Schneller als man dachte, kam der Tag des Abschieds. Schnatterzahn weinte. Rosemarie weinte. Alfred weinte. Mama war gefasst und sagte: »Mein liebes Kind, nun beginnt der Ernst des Lebens. Geh geschwind zur Universität. Lerne für dich und deine Zukunft. Zieh in die Welt hinaus. Lass dich unterwegs auf keinen Fall von fremden Männern ansprechen. Nimm den Rucksack. Ich habe dir noch Brote mit nahrhafter Haselnusscreme eingepackt. Sehr bekömmlich. Darin sind alle lebensnotwendigen Cerealien aus Fett und Zucker, die dir die nötige Kraft spenden. Wir werden auf dich warten. Deine Heimat bleibt das Elfenland, unsere Tür steht dir immer offen, schreib uns regelmäßig, lass uns an deinen Sorgen und Nöten teilhaben und eines Tages wirst du zurückkehren und prallgefüllt mit neuem Wissen, deinen Platz im Königreich einnehmen.«
»Ja, das wollte ich auch gerade so ähnlich sagen«, brachte Alfred noch heraus, bevor Schnatterzahn den Rucksack schulterte, ihre Tränen wegwischte, den Rotz hochzog und auf traurigen Füßen den Weg zur Universität einschlug.
Es war ein langer Marsch. Sie ging und ging und ging unbeirrbar weiter und noch weiter. Doch wohin? Wie war der Weg? Wo sollte sie langgehen? Sie wusste es nicht mehr genau. Hinter Aferikan rechts? Oder das andere Rechts? Links und rechts, das ist doch gaga. Wer soll sowas auseinander halten können? Deswegen entschied sie, einfach geradeaus zu gehen. Hinter Aferikan und dann immer geradeaus. Das konnte nicht so verkehrt sein. So pilgerte sie einfach weiter, wie es ihr gerade in den Sinn kam. Und siehe da, es schien richtig. Schnatterzahn sah nach vielen Tagen Fußmarsch in der Ferne ein großes Haus. Geprägt von der zarten Ästhetik einer neongrauen Graubetonfassade. Das konnte nur eine Schule sein.

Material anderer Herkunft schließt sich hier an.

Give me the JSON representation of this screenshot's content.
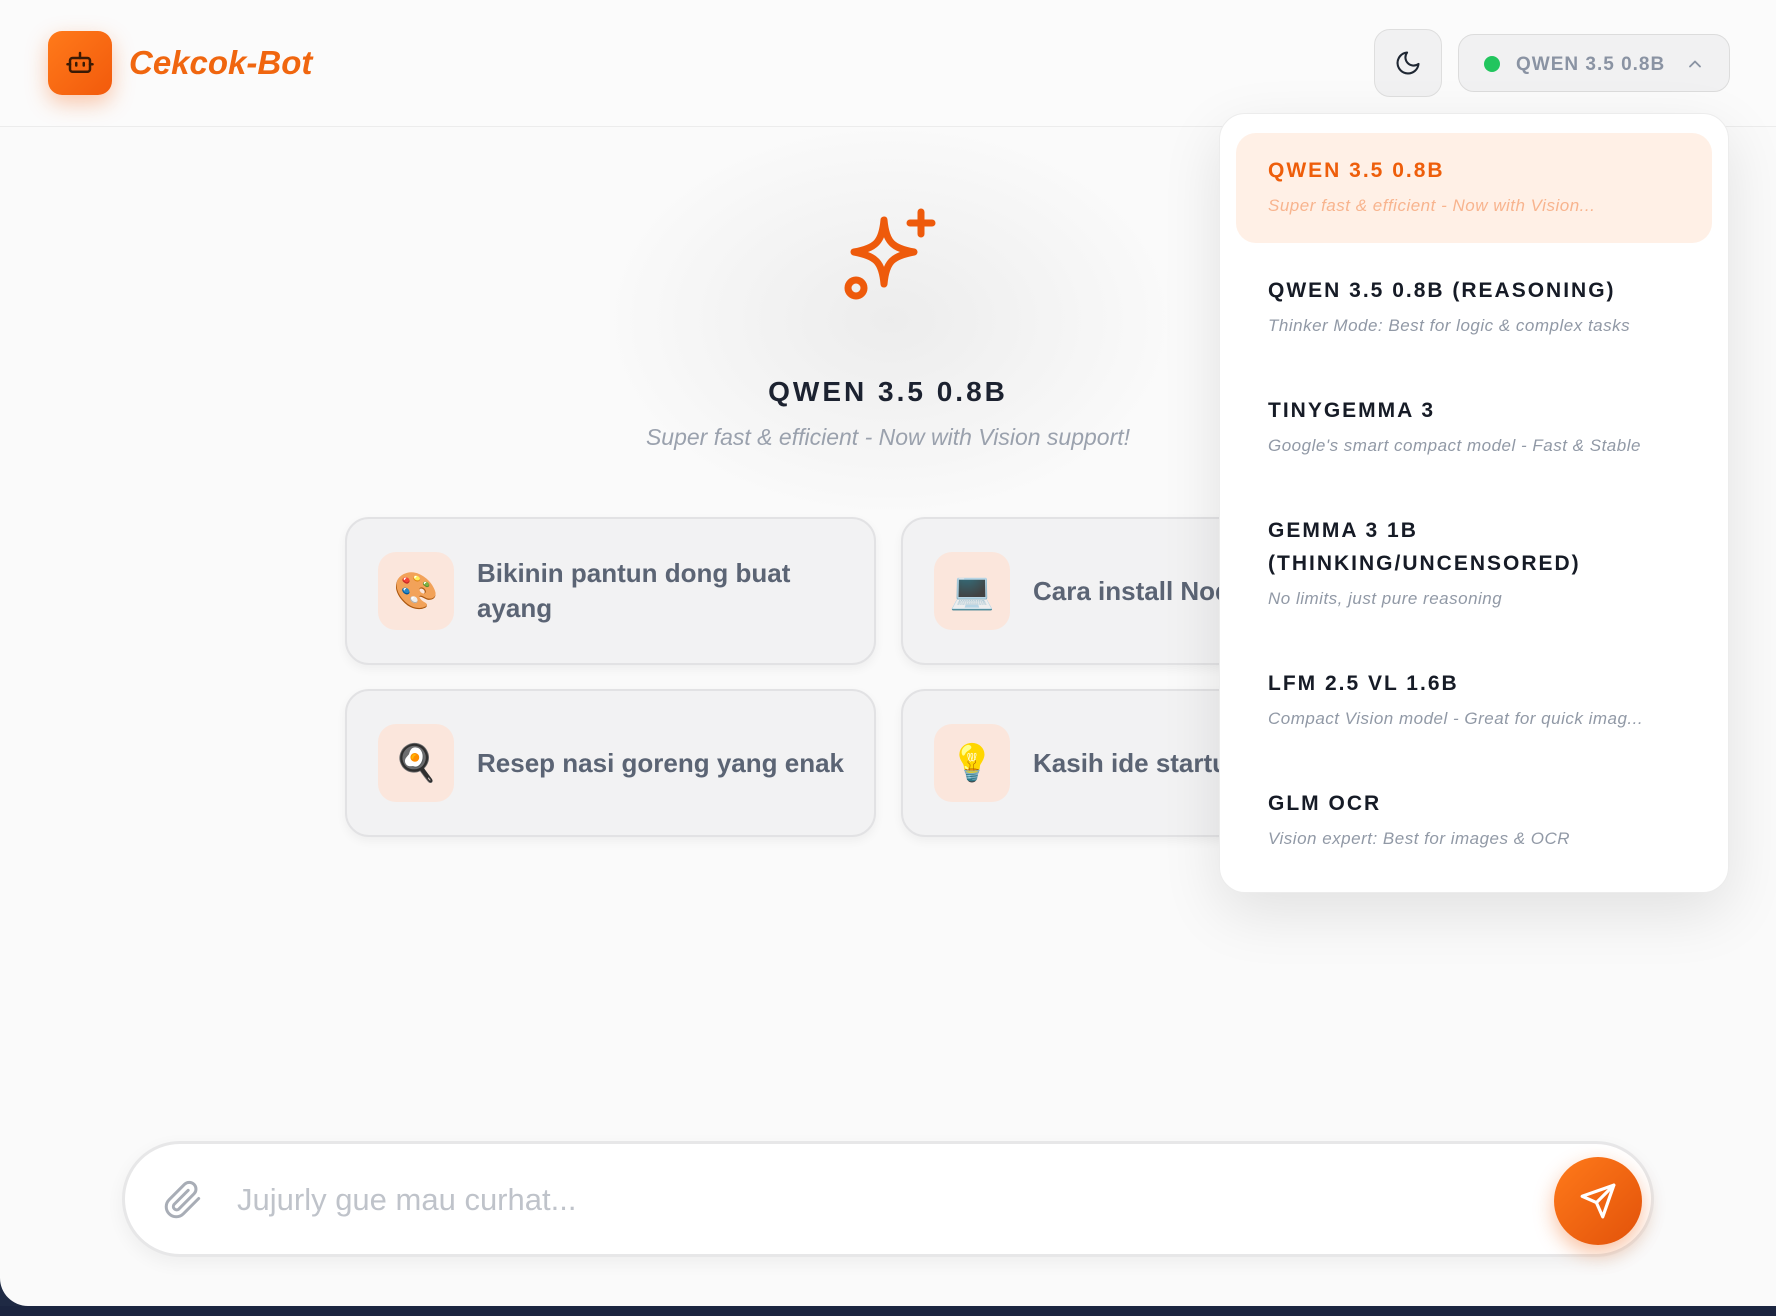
{
  "header": {
    "brand": "Cekcok-Bot",
    "logo_icon": "robot-icon",
    "theme_icon": "moon-icon",
    "model_selector": {
      "label": "QWEN 3.5 0.8B",
      "status_color": "#22c55e",
      "chevron_icon": "chevron-up-icon"
    }
  },
  "hero": {
    "icon": "sparkles-icon",
    "title": "QWEN 3.5 0.8B",
    "subtitle": "Super fast & efficient - Now with Vision support!"
  },
  "suggestions": [
    {
      "icon": "🎨",
      "icon_name": "palette-icon",
      "text": "Bikinin pantun dong buat ayang"
    },
    {
      "icon": "💻",
      "icon_name": "laptop-icon",
      "text": "Cara install Node.js"
    },
    {
      "icon": "🍳",
      "icon_name": "frying-pan-icon",
      "text": "Resep nasi goreng yang enak"
    },
    {
      "icon": "💡",
      "icon_name": "lightbulb-icon",
      "text": "Kasih ide startup unik dong"
    }
  ],
  "dropdown": {
    "models": [
      {
        "name": "QWEN 3.5 0.8B",
        "desc": "Super fast & efficient - Now with Vision...",
        "active": true
      },
      {
        "name": "QWEN 3.5 0.8B (REASONING)",
        "desc": "Thinker Mode: Best for logic & complex tasks",
        "active": false
      },
      {
        "name": "TINYGEMMA 3",
        "desc": "Google's smart compact model - Fast & Stable",
        "active": false
      },
      {
        "name": "GEMMA 3 1B (THINKING/UNCENSORED)",
        "desc": "No limits, just pure reasoning",
        "active": false
      },
      {
        "name": "LFM 2.5 VL 1.6B",
        "desc": "Compact Vision model - Great for quick imag...",
        "active": false
      },
      {
        "name": "GLM OCR",
        "desc": "Vision expert: Best for images & OCR",
        "active": false
      }
    ]
  },
  "chat": {
    "placeholder": "Jujurly gue mau curhat...",
    "attach_icon": "paperclip-icon",
    "send_icon": "send-icon"
  },
  "colors": {
    "accent": "#f0660f",
    "accent_light": "#fff0e6",
    "status_online": "#22c55e"
  }
}
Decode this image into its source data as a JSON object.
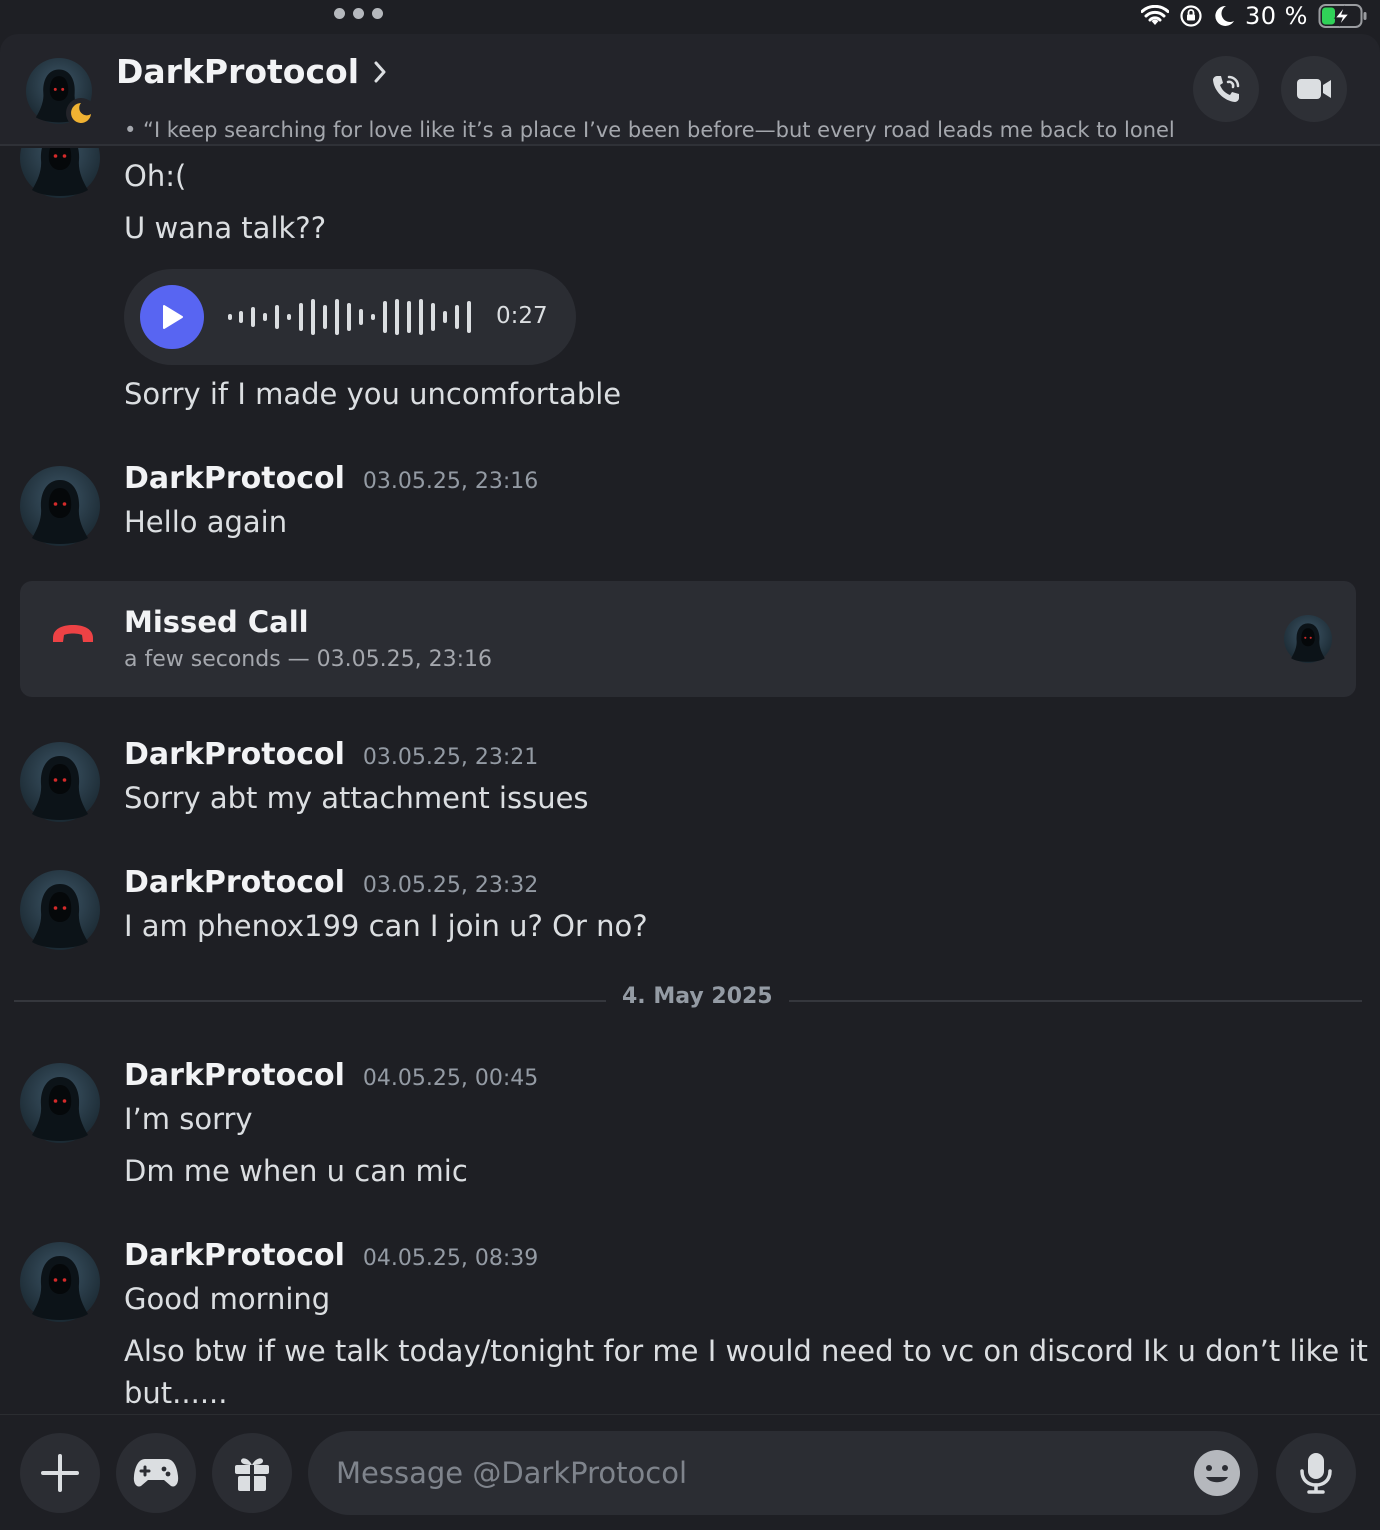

Erhitzt, geschwächt und zahngeschädigt von den aufgefutterten Bemmen mit Haselnusscreme, klopfte sie mit letzter Kraft an die riesengroße Holztür. Nach schier endlos scheinender Zeit vernahm sie ein Schlurfen hinter der Tür sowie ein unverständliches:
»Momang, Sekunn, de dämelig Döör klemmt böös, wegen de dösigen porösen Ösen, Droppen Ööl deit Noot, glieck hebb ick dat, kann nich moer lang duern.«
Schnatterzahn verfiel nach dem wirren Zeugs in kurze Ratlosigkeit, redete dann aber einfach durch die geschlossene Tür drauflos.